Open nyh opened 1 month ago

nyh commented 1 month ago

Recently some ScyllaDB test runs failed (https://github.com/scylladb/scylladb/issues/21199) with the error:

std::system_error (error system:24, could not create inotify instance: Too many open files)

It turns out that Seastar's TLS implementation internally uses inotify to automatically recognize when the certificate files have changed. The error message is misleading - for inotify_init() an EMFILE errno (which gets printed as "Too many open files") does not refer the limit on number of open files, but to the separate per-user limit on the number of inotify instances.
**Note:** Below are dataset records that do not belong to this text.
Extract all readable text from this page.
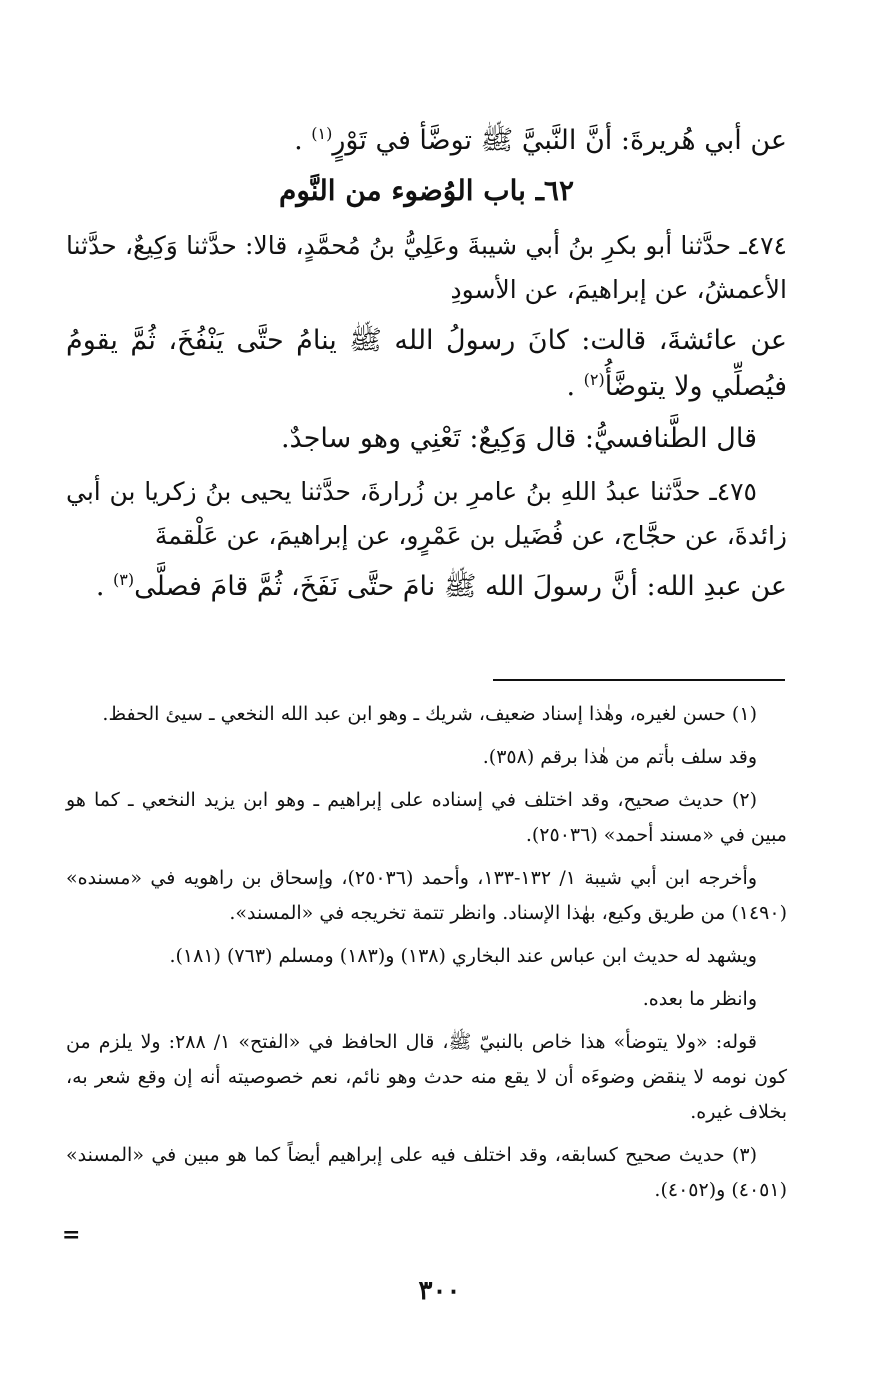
عن أبي هُريرةَ: أنَّ النَّبيَّ ﷺ توضَّأ في تَوْرٍ$^{(١)}$ .

٦٢ـ باب الوُضوء من النَّوم

٤٧٤ـ حدَّثنا أبو بكرِ بنُ أبي شيبةَ وعَلِيُّ بنُ مُحمَّدٍ، قالا: حدَّثنا وَكِيعٌ، حدَّثنا الأعمشُ، عن إبراهيمَ، عن الأسودِ

عن عائشةَ، قالت: كانَ رسولُ الله ﷺ ينامُ حتَّى يَنْفُخَ، ثُمَّ يقومُ فيُصلِّي ولا يتوضَّأُ$^{(٢)}$ .

قال الطَّنافسيُّ: قال وَكِيعٌ: تَعْنِي وهو ساجدٌ.

٤٧٥ـ حدَّثنا عبدُ اللهِ بنُ عامرِ بن زُرارةَ، حدَّثنا يحيى بنُ زكريا بن أبي زائدةَ، عن حجَّاج، عن فُضَيل بن عَمْرٍو، عن إبراهيمَ، عن عَلْقمةَ

عن عبدِ الله: أنَّ رسولَ الله ﷺ نامَ حتَّى نَفَخَ، ثُمَّ قامَ فصلَّى$^{(٣)}$ .

(١) حسن لغيره، وهٰذا إسناد ضعيف، شريك ـ وهو ابن عبد الله النخعي ـ سيئ الحفظ.

وقد سلف بأتم من هٰذا برقم (٣٥٨).

(٢) حديث صحيح، وقد اختلف في إسناده على إبراهيم ـ وهو ابن يزيد النخعي ـ كما هو مبين في «مسند أحمد» (٢٥٠٣٦).

وأخرجه ابن أبي شيبة ١/ ١٣٢-١٣٣، وأحمد (٢٥٠٣٦)، وإسحاق بن راهويه في «مسنده» (١٤٩٠) من طريق وكيع، بهٰذا الإسناد. وانظر تتمة تخريجه في «المسند».

ويشهد له حديث ابن عباس عند البخاري (١٣٨) و(١٨٣) ومسلم (٧٦٣) (١٨١).

وانظر ما بعده.

قوله: «ولا يتوضأ» هذا خاص بالنبيّ ﷺ، قال الحافظ في «الفتح» ١/ ٢٨٨: ولا يلزم من كون نومه لا ينقض وضوءَه أن لا يقع منه حدث وهو نائم، نعم خصوصيته أنه إن وقع شعر به، بخلاف غيره.

(٣) حديث صحيح كسابقه، وقد اختلف فيه على إبراهيم أيضاً كما هو مبين في «المسند» (٤٠٥١) و(٤٠٥٢).

=
٣٠٠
This number is configured in /proc/sys/fs/inotify/max_user_instances and is often fairly low - e.g., on my Fedora 40 it defaults to just 128. It appears that Seastar creates an inotify instance for each shard, and the ScyllaDB test framework ran many tests in parallel, and the result was running out of inotify instances.

The ScyllaDB testers easily solved this problem by increasing the /proc/sys/fs/inotify/max_user_instances, but I'm worried that this problem can hit other Seastar users as well, who won't be aware that Seastar TLS even uses inotify, and that /proc/sys/fs/inotify/max_user_instances is so low. I want to propose that we consider two options, perhaps even both:

  1. Use fewer inotify instances - perhaps even just once per per process instead of one per shard (e.g., have just shard 0 be responsible for the very rare inotify work). On modern many-shard machines, this will make a big difference.
  2. Be forgiving towards failing inotify_init() in TLS: Make it a logged warning (don't use the phrase "Too many open files" in the logged message) - not an exception. When inotify_init() failed, either the certificate reloading would not work at all - or if we consider it an important feature, we can implement something similar without inotify (e.g., once a minute check if the file changed).